What changes across the lifespan is which risks matter most. In childhood, educational level accounts for eight percent of risk. In adulthood, hearing loss rises to eight percent; head trauma to three percent; high blood pressure to two percent. By old age, smoking becomes a five-percent factor, depression and social isolation each four percent. The risk profile shifts as we age, which means prevention strategies must shift too.
Dr. María Roca, scientific coordinator at INECO, emphasized that wellbeing is not something that happens to us—it is something we build. We spend roughly a third of our lives at work, she noted, and another third sleeping. The remaining third is where we must invest intention. Wellbeing is a skill, like any other, requiring time and effort to cultivate. It cannot be rushed or imposed artificially. It must be woven into the texture of daily life.
The researchers hope that public awareness about these modifiable factors could prevent tens of thousands of dementia cases each year. Currently, cognitive decline ranks as the primary fear people express about aging, according to Jonathan Schott, medical director of Alzheimer's Research UK. More people are pursuing genetic testing to understand their inherited risk. But the science suggests that lifestyle awareness might accomplish more. The path forward does not require dramatic upheaval. Small, sustained changes—a walk most days, better sleep, one meal shared with someone you care about—accumulate into protection. The work is slow and patient, measured in habits rather than heroics.
Notable Quotes
Regular exercise combined with cognitive stimulation and social activity increases personal wellbeing across all ages, especially for people over sixty, and could reduce cognitive deterioration risk by forty percent.— Dr. Julián Bustin, head of gerontopsychiatry and memory clinic at INECO
Wellbeing is a skill that must be cultivated and built, requiring time and effort, and must be woven into daily reality rather than imposed artificially.— Dr. María Roca, scientific coordinator at INECO
The Hearth Conversation Another angle on the story
Why does the research keep emphasizing that forty percent figure? Why not focus on what we can't control?
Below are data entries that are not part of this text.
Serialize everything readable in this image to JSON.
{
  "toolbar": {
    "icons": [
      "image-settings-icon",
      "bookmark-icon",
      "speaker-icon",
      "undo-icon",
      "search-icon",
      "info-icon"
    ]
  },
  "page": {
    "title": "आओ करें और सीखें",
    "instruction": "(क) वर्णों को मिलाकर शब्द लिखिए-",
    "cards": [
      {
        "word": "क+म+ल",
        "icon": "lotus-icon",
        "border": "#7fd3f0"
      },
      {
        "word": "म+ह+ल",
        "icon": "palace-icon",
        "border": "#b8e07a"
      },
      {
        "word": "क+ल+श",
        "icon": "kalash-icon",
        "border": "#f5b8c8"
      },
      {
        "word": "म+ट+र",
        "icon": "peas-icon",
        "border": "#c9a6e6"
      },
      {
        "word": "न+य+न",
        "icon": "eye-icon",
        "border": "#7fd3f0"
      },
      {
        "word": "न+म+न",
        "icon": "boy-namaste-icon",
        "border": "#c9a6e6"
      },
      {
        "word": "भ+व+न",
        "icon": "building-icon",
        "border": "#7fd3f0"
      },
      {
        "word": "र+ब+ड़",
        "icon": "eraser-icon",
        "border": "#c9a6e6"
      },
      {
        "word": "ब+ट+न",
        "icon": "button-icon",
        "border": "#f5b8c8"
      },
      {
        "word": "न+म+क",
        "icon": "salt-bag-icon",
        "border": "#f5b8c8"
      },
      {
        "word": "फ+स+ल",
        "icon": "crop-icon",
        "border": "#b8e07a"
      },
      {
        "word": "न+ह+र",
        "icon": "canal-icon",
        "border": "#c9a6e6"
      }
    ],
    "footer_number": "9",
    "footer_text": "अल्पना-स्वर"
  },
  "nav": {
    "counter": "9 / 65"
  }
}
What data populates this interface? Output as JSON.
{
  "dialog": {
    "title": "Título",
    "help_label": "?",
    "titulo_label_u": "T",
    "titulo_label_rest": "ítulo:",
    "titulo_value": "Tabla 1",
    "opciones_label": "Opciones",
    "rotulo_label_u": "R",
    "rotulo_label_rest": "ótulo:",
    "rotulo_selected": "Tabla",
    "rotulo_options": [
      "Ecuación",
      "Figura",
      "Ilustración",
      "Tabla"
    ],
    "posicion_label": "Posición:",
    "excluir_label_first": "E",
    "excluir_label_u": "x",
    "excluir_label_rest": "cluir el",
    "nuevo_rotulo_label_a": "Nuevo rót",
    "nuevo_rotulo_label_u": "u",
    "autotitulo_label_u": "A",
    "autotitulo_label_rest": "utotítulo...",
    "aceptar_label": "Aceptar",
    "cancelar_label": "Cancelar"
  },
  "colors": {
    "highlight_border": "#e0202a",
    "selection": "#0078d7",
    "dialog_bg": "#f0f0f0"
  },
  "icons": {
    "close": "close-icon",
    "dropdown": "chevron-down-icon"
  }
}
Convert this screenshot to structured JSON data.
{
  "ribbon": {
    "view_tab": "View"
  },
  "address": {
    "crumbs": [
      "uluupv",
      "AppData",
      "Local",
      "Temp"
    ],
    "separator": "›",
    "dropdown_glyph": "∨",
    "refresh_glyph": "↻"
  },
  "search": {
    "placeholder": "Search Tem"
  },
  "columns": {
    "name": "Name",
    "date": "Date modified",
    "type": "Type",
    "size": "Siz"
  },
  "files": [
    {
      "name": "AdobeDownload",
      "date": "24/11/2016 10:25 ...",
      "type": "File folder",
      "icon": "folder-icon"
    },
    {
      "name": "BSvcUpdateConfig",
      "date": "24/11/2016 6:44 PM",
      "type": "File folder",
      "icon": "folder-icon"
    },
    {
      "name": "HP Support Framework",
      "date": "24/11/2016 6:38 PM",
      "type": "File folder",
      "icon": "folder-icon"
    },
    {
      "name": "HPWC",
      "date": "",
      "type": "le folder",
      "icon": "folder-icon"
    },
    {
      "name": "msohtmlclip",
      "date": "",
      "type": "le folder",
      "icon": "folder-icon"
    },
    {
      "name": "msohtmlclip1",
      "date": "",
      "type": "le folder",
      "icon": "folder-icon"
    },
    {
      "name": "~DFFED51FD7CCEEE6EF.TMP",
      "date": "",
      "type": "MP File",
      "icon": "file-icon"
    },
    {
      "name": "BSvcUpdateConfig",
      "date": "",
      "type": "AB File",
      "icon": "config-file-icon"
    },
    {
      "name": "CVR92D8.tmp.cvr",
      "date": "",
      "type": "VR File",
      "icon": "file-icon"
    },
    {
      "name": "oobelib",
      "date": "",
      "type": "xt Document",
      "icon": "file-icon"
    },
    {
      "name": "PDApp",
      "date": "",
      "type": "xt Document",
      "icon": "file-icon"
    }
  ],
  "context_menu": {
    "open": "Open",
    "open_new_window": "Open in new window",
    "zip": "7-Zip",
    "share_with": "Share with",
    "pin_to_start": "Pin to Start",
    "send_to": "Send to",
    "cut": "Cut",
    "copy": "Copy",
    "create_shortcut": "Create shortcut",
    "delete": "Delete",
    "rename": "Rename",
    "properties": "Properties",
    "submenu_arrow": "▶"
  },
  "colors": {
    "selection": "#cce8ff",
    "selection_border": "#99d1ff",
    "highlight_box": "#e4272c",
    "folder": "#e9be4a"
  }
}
Because forty percent is the difference between resignation and agency. If cognitive decline were entirely genetic or random, there would be nothing to do. But forty percent means millions of people could stay sharper longer if they knew what to change.
The list of twelve factors is long. Where would someone actually start?
The research suggests you don't start everywhere at once. You pick one thing—maybe sleep, maybe a daily walk—and you make it real before adding another. The brain responds to consistency more than intensity.
It's interesting that hearing loss shows up as a risk factor. That seems separate from cognition.
It's not separate at all. When you can't hear well, you withdraw from conversation. Social isolation then damages cognition directly. The body is more connected than we usually think.
The article mentions that wellbeing is something you build, not something that happens. That sounds like work.
It is work, but it's the kind of work that feels like living. A meal with friends, a walk outside, reading something challenging—these are not burdens. They're the texture of a good life. The research just confirms what people already sense.
What about the sixty percent we can't control? Doesn't that feel defeating?
It would, except that forty percent is enormous. And we're learning more every year. The unknown shrinks as science advances. For now, the rational move is to own the forty percent completely.